Assessing the Effects of a Relational Training Intervention on Fluid Intelligence Among a Sample of Socially Disadvantaged Children in Bangladesh
A growing consensus is that performances on standardized intelligence tests can be positively influenced by interventions that focus on improving relational reasoning. One such intervention, known as SMART (Strengthening Mental Abilities with Relational Training), consists of presenting participants with increasingly complex exemplars of relational reasoning tasks involving premises associated along same-as, opposite-of, more-than, and less-than relations. Following multiple training and testing sessions involving these relations, increased fluency in SMART is related to enhanced performances on tests of intellectual ability (Cassidy et al., 2016). The current study expands upon previous investigations on SMART in two ways. First, we explored whether the amount of training undertaken can predict changes in intelligence test performances. Second, we assessed whether SMART training could be effective for a non-English speaking, socioeconomically disadvantaged cohort. Changes in intelligence were assessed via administrations of the standard Raven’s Progressive Matrices before and after SMART training. Our results show that the stage of SMART training completed is positively related to changes in Ravens’ performances and that such training can be effective for non-English cohorts.

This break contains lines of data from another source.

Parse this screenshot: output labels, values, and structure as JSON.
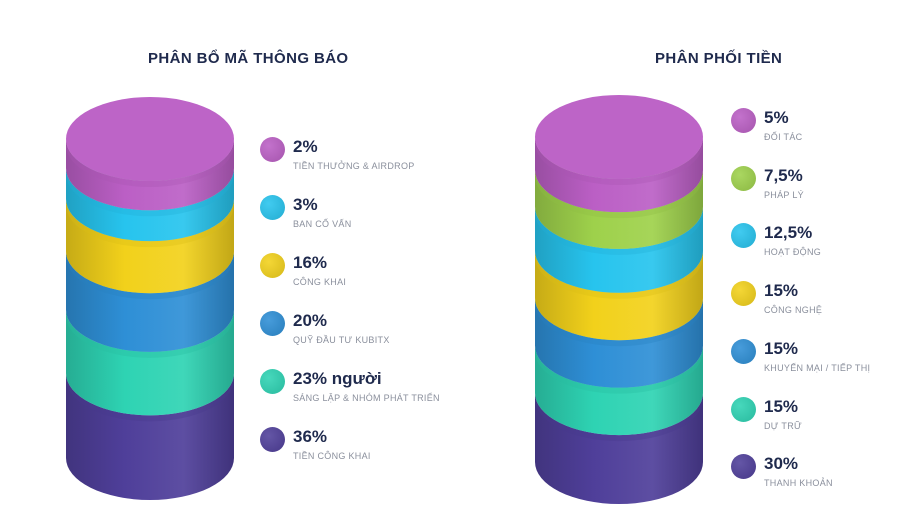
{
  "chart_data": [
    {
      "type": "stacked-cylinder",
      "title": "PHÂN BỔ MÃ THÔNG BÁO",
      "slices": [
        {
          "value_label": "2%",
          "value": 2,
          "label": "TIỀN THƯỞNG & AIRDROP",
          "color": "#bb5fc5"
        },
        {
          "value_label": "3%",
          "value": 3,
          "label": "BAN CỐ VẤN",
          "color": "#27c4ee"
        },
        {
          "value_label": "16%",
          "value": 16,
          "label": "CÔNG KHAI",
          "color": "#f2d11b"
        },
        {
          "value_label": "20%",
          "value": 20,
          "label": "QUỸ ĐẦU TƯ KUBITX",
          "color": "#2e8fd6"
        },
        {
          "value_label": "23% người",
          "value": 23,
          "label": "SÁNG LẬP & NHÓM PHÁT TRIỂN",
          "color": "#2ed3b3"
        },
        {
          "value_label": "36%",
          "value": 36,
          "label": "TIỀN CÔNG KHAI",
          "color": "#4f3f9a"
        }
      ]
    },
    {
      "type": "stacked-cylinder",
      "title": "PHÂN PHỐI TIỀN",
      "slices": [
        {
          "value_label": "5%",
          "value": 5,
          "label": "ĐỐI TÁC",
          "color": "#bb5fc5"
        },
        {
          "value_label": "7,5%",
          "value": 7.5,
          "label": "PHÁP LÝ",
          "color": "#9ed14b"
        },
        {
          "value_label": "12,5%",
          "value": 12.5,
          "label": "HOẠT ĐỘNG",
          "color": "#27c4ee"
        },
        {
          "value_label": "15%",
          "value": 15,
          "label": "CÔNG NGHỆ",
          "color": "#f2d11b"
        },
        {
          "value_label": "15%",
          "value": 15,
          "label": "KHUYẾN MẠI / TIẾP THỊ",
          "color": "#2e8fd6"
        },
        {
          "value_label": "15%",
          "value": 15,
          "label": "DỰ TRỮ",
          "color": "#2ed3b3"
        },
        {
          "value_label": "30%",
          "value": 30,
          "label": "THANH KHOẢN",
          "color": "#4f3f9a"
        }
      ]
    }
  ]
}
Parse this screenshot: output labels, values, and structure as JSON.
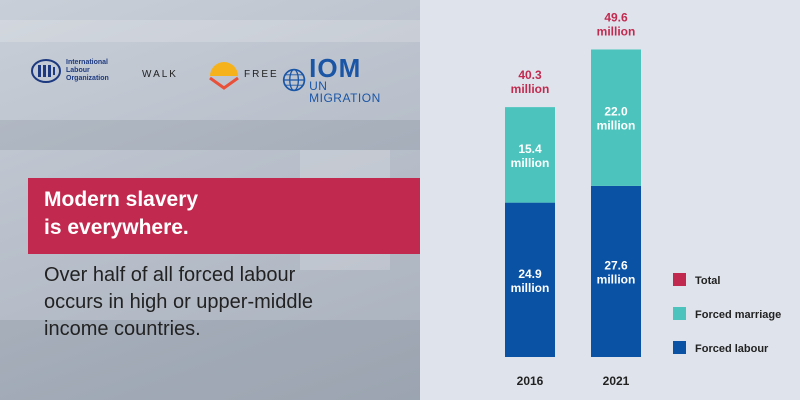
{
  "logos": {
    "ilo_text": [
      "International",
      "Labour",
      "Organization"
    ],
    "walkfree_left": "WALK",
    "walkfree_right": "FREE",
    "iom_big": "IOM",
    "iom_small": "UN MIGRATION"
  },
  "headline": {
    "line1": "Modern slavery",
    "line2": "is everywhere."
  },
  "subtext": {
    "line1": "Over half of all forced labour",
    "line2": "occurs in high or upper-middle",
    "line3": "income countries."
  },
  "colors": {
    "accent": "#c2294f",
    "forced_marriage": "#4cc4bd",
    "forced_labour": "#0a52a4",
    "total_label": "#c2294f"
  },
  "chart_data": {
    "type": "bar",
    "stacked": true,
    "categories": [
      "2016",
      "2021"
    ],
    "series": [
      {
        "name": "Forced labour",
        "values": [
          24.9,
          27.6
        ],
        "labels": [
          "24.9",
          "27.6"
        ],
        "color": "#0a52a4"
      },
      {
        "name": "Forced marriage",
        "values": [
          15.4,
          22.0
        ],
        "labels": [
          "15.4",
          "22.0"
        ],
        "color": "#4cc4bd"
      }
    ],
    "totals": [
      40.3,
      49.6
    ],
    "total_labels": [
      "40.3",
      "49.6"
    ],
    "unit": "million",
    "legend": [
      "Total",
      "Forced marriage",
      "Forced labour"
    ],
    "legend_placement": "right",
    "ylim": [
      0,
      50
    ]
  }
}
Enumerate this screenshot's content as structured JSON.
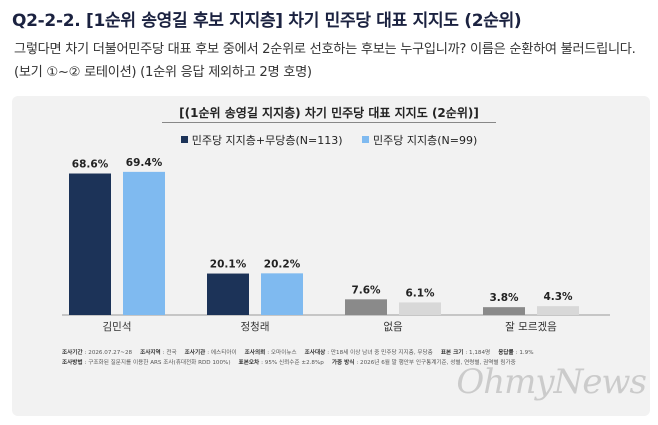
{
  "question": {
    "title": "Q2-2-2. [1순위 송영길 후보 지지층] 차기 민주당 대표 지지도 (2순위)",
    "body": "그렇다면 차기 더불어민주당 대표 후보 중에서 2순위로 선호하는 후보는 누구입니까? 이름은 순환하여 불러드립니다. (보기 ①~② 로테이션) (1순위 응답 제외하고 2명 호명)"
  },
  "chart_data": {
    "type": "bar",
    "title": "[(1순위 송영길 지지층) 차기 민주당 대표 지지도 (2순위)]",
    "categories": [
      "김민석",
      "정청래",
      "없음",
      "잘 모르겠음"
    ],
    "series": [
      {
        "name": "민주당 지지층+무당층(N=113)",
        "values": [
          68.6,
          20.1,
          7.6,
          3.8
        ],
        "labels": [
          "68.6%",
          "20.1%",
          "7.6%",
          "3.8%"
        ]
      },
      {
        "name": "민주당 지지층(N=99)",
        "values": [
          69.4,
          20.2,
          6.1,
          4.3
        ],
        "labels": [
          "69.4%",
          "20.2%",
          "6.1%",
          "4.3%"
        ]
      }
    ],
    "colors": {
      "series1": "#1c3358",
      "series2": "#7fbaf0",
      "series1_other": "#8a8a8a",
      "series2_other": "#d8d8d8"
    },
    "ylim": [
      0,
      80
    ],
    "grid": false,
    "legend": "top-center"
  },
  "footer": {
    "row1": [
      {
        "label": "조사기간",
        "value": "2026.07.27~28"
      },
      {
        "label": "조사지역",
        "value": "전국"
      },
      {
        "label": "조사기관",
        "value": "에스티아이"
      },
      {
        "label": "조사의뢰",
        "value": "오마이뉴스"
      },
      {
        "label": "조사대상",
        "value": "만18세 이상 남녀 중 민주당 지지층, 무당층"
      },
      {
        "label": "표본 크기",
        "value": "1,184명"
      },
      {
        "label": "응답률",
        "value": "1.9%"
      }
    ],
    "row2": [
      {
        "label": "조사방법",
        "value": "구조화된 질문지를 이용한 ARS 조사(휴대전화 RDD 100%)"
      },
      {
        "label": "표본오차",
        "value": "95% 신뢰수준 ±2.8%p"
      },
      {
        "label": "가중 방식",
        "value": "2026년 6월 말 행안부 인구통계기준, 성별, 연령별, 권역별 림가중"
      }
    ]
  },
  "watermark": "OhmyNews"
}
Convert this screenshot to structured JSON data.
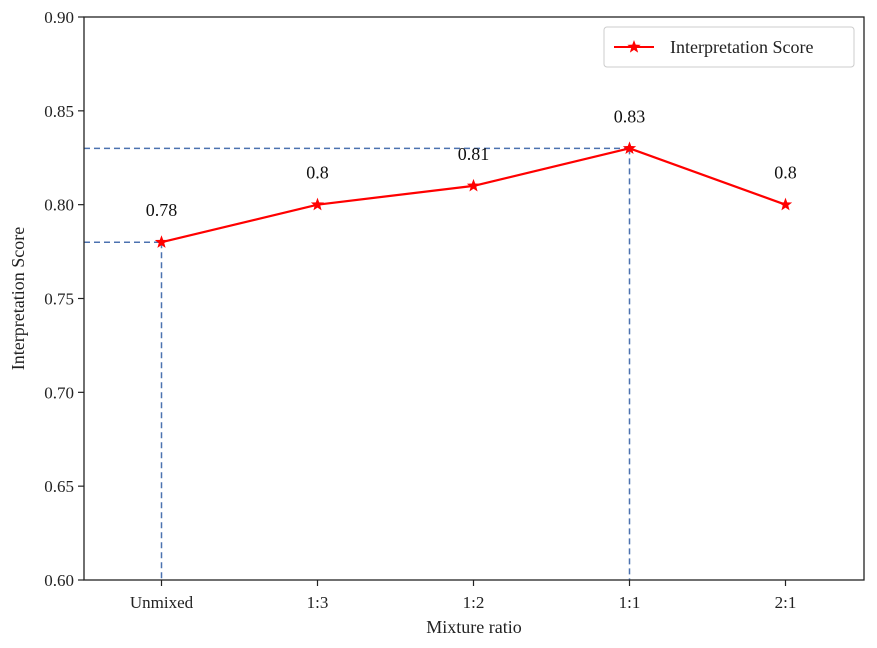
{
  "chart_data": {
    "type": "line",
    "title": "",
    "xlabel": "Mixture  ratio",
    "ylabel": "Interpretation Score",
    "categories": [
      "Unmixed",
      "1:3",
      "1:2",
      "1:1",
      "2:1"
    ],
    "series": [
      {
        "name": "Interpretation Score",
        "values": [
          0.78,
          0.8,
          0.81,
          0.83,
          0.8
        ],
        "data_labels": [
          "0.78",
          "0.8",
          "0.81",
          "0.83",
          "0.8"
        ],
        "color": "#ff0000",
        "marker": "star"
      }
    ],
    "ylim": [
      0.6,
      0.9
    ],
    "yticks": [
      "0.60",
      "0.65",
      "0.70",
      "0.75",
      "0.80",
      "0.85",
      "0.90"
    ],
    "reference_lines": [
      {
        "category": "Unmixed",
        "value": 0.78,
        "color": "#4c72b0",
        "style": "dashed"
      },
      {
        "category": "1:1",
        "value": 0.83,
        "color": "#4c72b0",
        "style": "dashed"
      }
    ],
    "legend": {
      "position": "top-right",
      "entries": [
        "Interpretation Score"
      ]
    },
    "grid": false
  }
}
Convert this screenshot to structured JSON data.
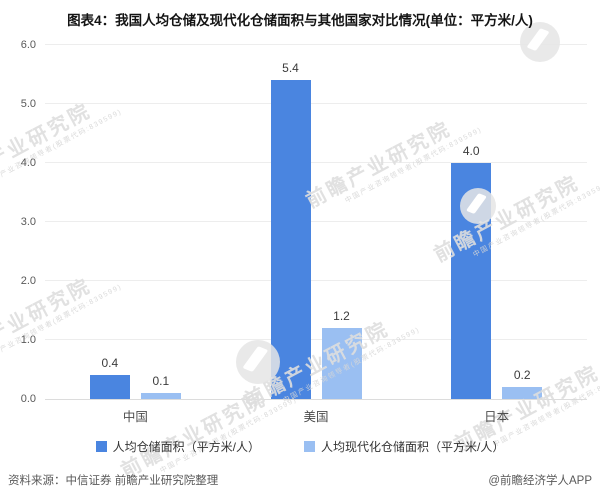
{
  "title": "图表4：我国人均仓储及现代化仓储面积与其他国家对比情况(单位：平方米/人)",
  "chart_data": {
    "type": "bar",
    "categories": [
      "中国",
      "美国",
      "日本"
    ],
    "series": [
      {
        "name": "人均仓储面积（平方米/人）",
        "color": "#4a85e0",
        "values": [
          0.4,
          5.4,
          4.0
        ]
      },
      {
        "name": "人均现代化仓储面积（平方米/人）",
        "color": "#9abff2",
        "values": [
          0.1,
          1.2,
          0.2
        ]
      }
    ],
    "ylim": [
      0,
      6
    ],
    "ytick_labels": [
      "6.0",
      "5.0",
      "4.0",
      "3.0",
      "2.0",
      "1.0",
      "0.0"
    ],
    "grid": "horizontal",
    "legend_position": "bottom",
    "value_labels": true,
    "value_label_format": "0.0"
  },
  "watermark": {
    "text": "前瞻产业研究院",
    "subtext": "中国产业咨询领导者(股票代码:839599)"
  },
  "footer": {
    "source": "资料来源：中信证券 前瞻产业研究院整理",
    "credit": "@前瞻经济学人APP"
  }
}
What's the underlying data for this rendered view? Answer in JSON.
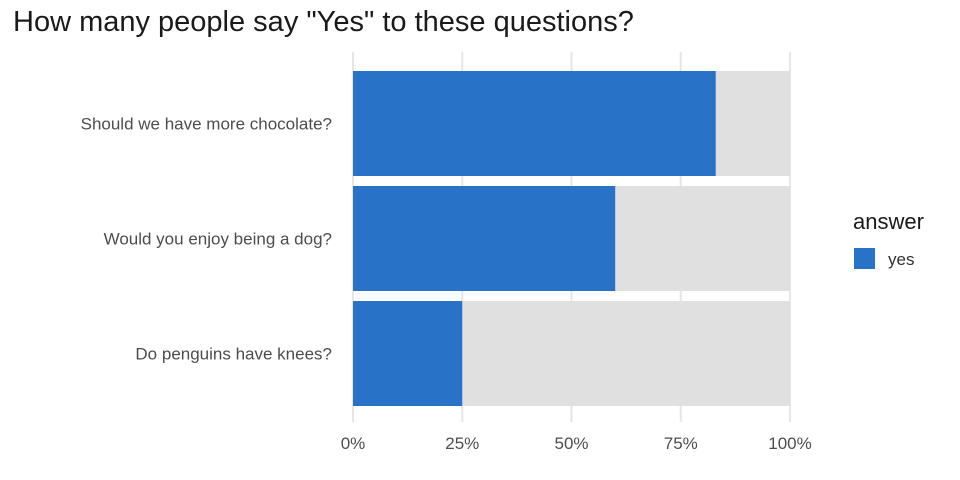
{
  "chart_data": {
    "type": "bar",
    "orientation": "horizontal",
    "stacked_fill": true,
    "title": "How many people say \"Yes\" to these questions?",
    "xlabel": "",
    "ylabel": "",
    "categories": [
      "Should we have more chocolate?",
      "Would you enjoy being a dog?",
      "Do penguins have knees?"
    ],
    "series": [
      {
        "name": "yes",
        "values": [
          0.83,
          0.6,
          0.25
        ],
        "color": "#2872c7"
      }
    ],
    "background_bar_color": "#e0e0e0",
    "xlim": [
      0,
      1
    ],
    "x_ticks": [
      0,
      0.25,
      0.5,
      0.75,
      1
    ],
    "x_tick_labels": [
      "0%",
      "25%",
      "50%",
      "75%",
      "100%"
    ],
    "grid": true,
    "grid_color": "#e6e6e6",
    "legend": {
      "title": "answer",
      "position": "right",
      "entries": [
        "yes"
      ]
    }
  }
}
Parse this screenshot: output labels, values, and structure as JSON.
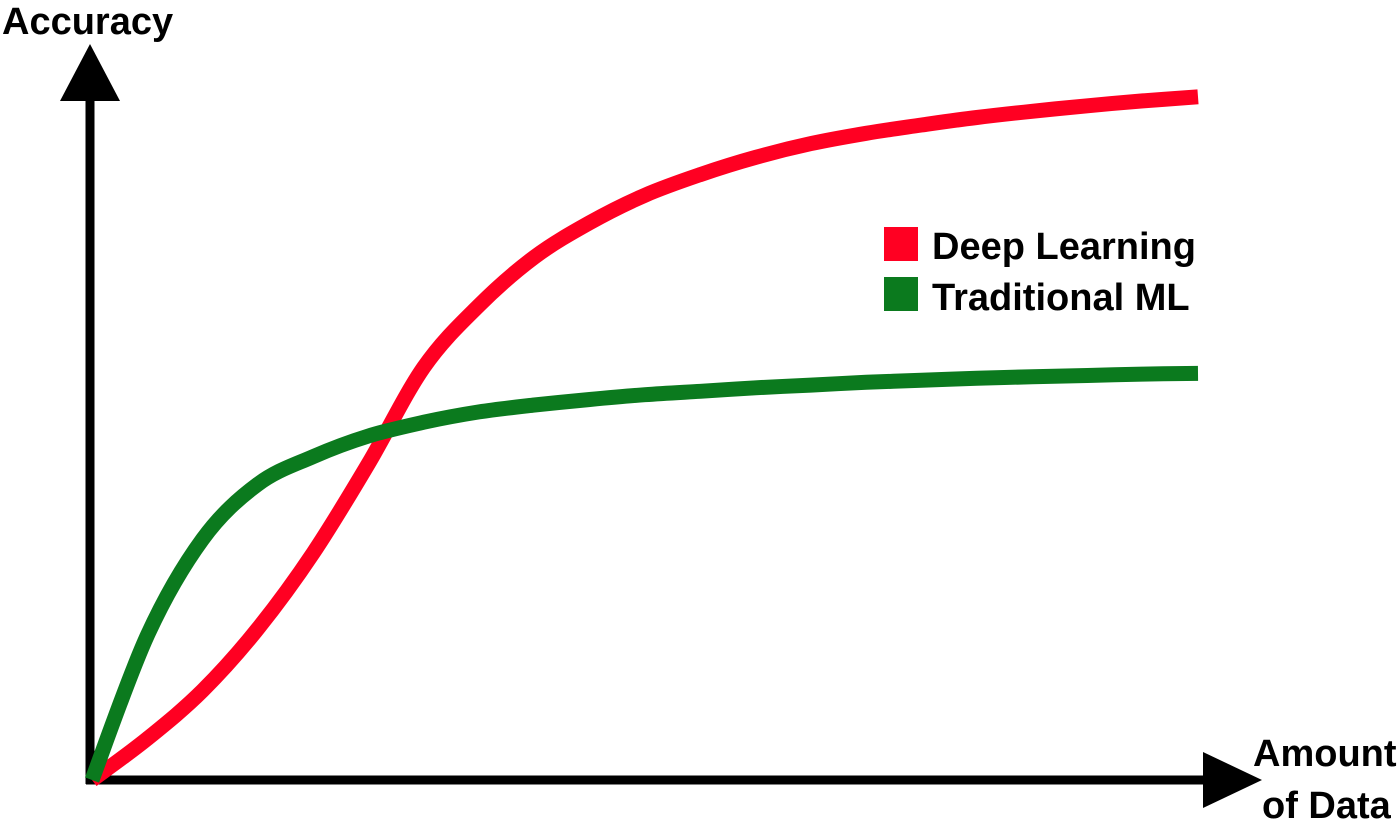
{
  "chart_data": {
    "type": "line",
    "ylabel": "Accuracy",
    "xlabel_lines": [
      "Amount",
      "of Data"
    ],
    "xlim": [
      0,
      100
    ],
    "ylim": [
      0,
      100
    ],
    "grid": false,
    "legend_position": "right",
    "series": [
      {
        "name": "Deep Learning",
        "color": "#ff0022",
        "x": [
          0,
          5,
          10,
          15,
          20,
          25,
          30,
          35,
          40,
          45,
          50,
          55,
          60,
          65,
          70,
          75,
          80,
          85,
          90,
          95,
          100
        ],
        "y": [
          0,
          6,
          13,
          22,
          33,
          46,
          60,
          69,
          76,
          81,
          85,
          88,
          90.5,
          92.5,
          94,
          95.2,
          96.3,
          97.2,
          98,
          98.7,
          99.3
        ]
      },
      {
        "name": "Traditional ML",
        "color": "#0b7a1e",
        "x": [
          0,
          5,
          10,
          15,
          20,
          25,
          30,
          35,
          40,
          45,
          50,
          55,
          60,
          65,
          70,
          75,
          80,
          85,
          90,
          95,
          100
        ],
        "y": [
          0,
          21,
          35,
          43,
          47,
          50,
          52,
          53.5,
          54.5,
          55.3,
          56,
          56.5,
          57,
          57.4,
          57.8,
          58.1,
          58.4,
          58.6,
          58.8,
          59,
          59.1
        ]
      }
    ]
  }
}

KeywordsRelational reasoning Intelligence Applied learning theory
The authors thank Mr. Korvi Rakshand and the JAAGO school staff for their assistance and patience, without whom the current work would not have been possible.
Compliance with Ethical Standards
The current research complied with the ethical and child protection guidelines set forth by the Federal University of Sao Carlos.
Conflict of Interest
In accordance with Springer policy and our ethical obligation as researchers, we declare that the second author is a co-founder, scientific advisor and shareholder of www.RaiseYourIQ.com, which commercially distributes the SMART behavioral intervention examined in the current study. This potential conflict of interest has been disclosed fully to the Editor.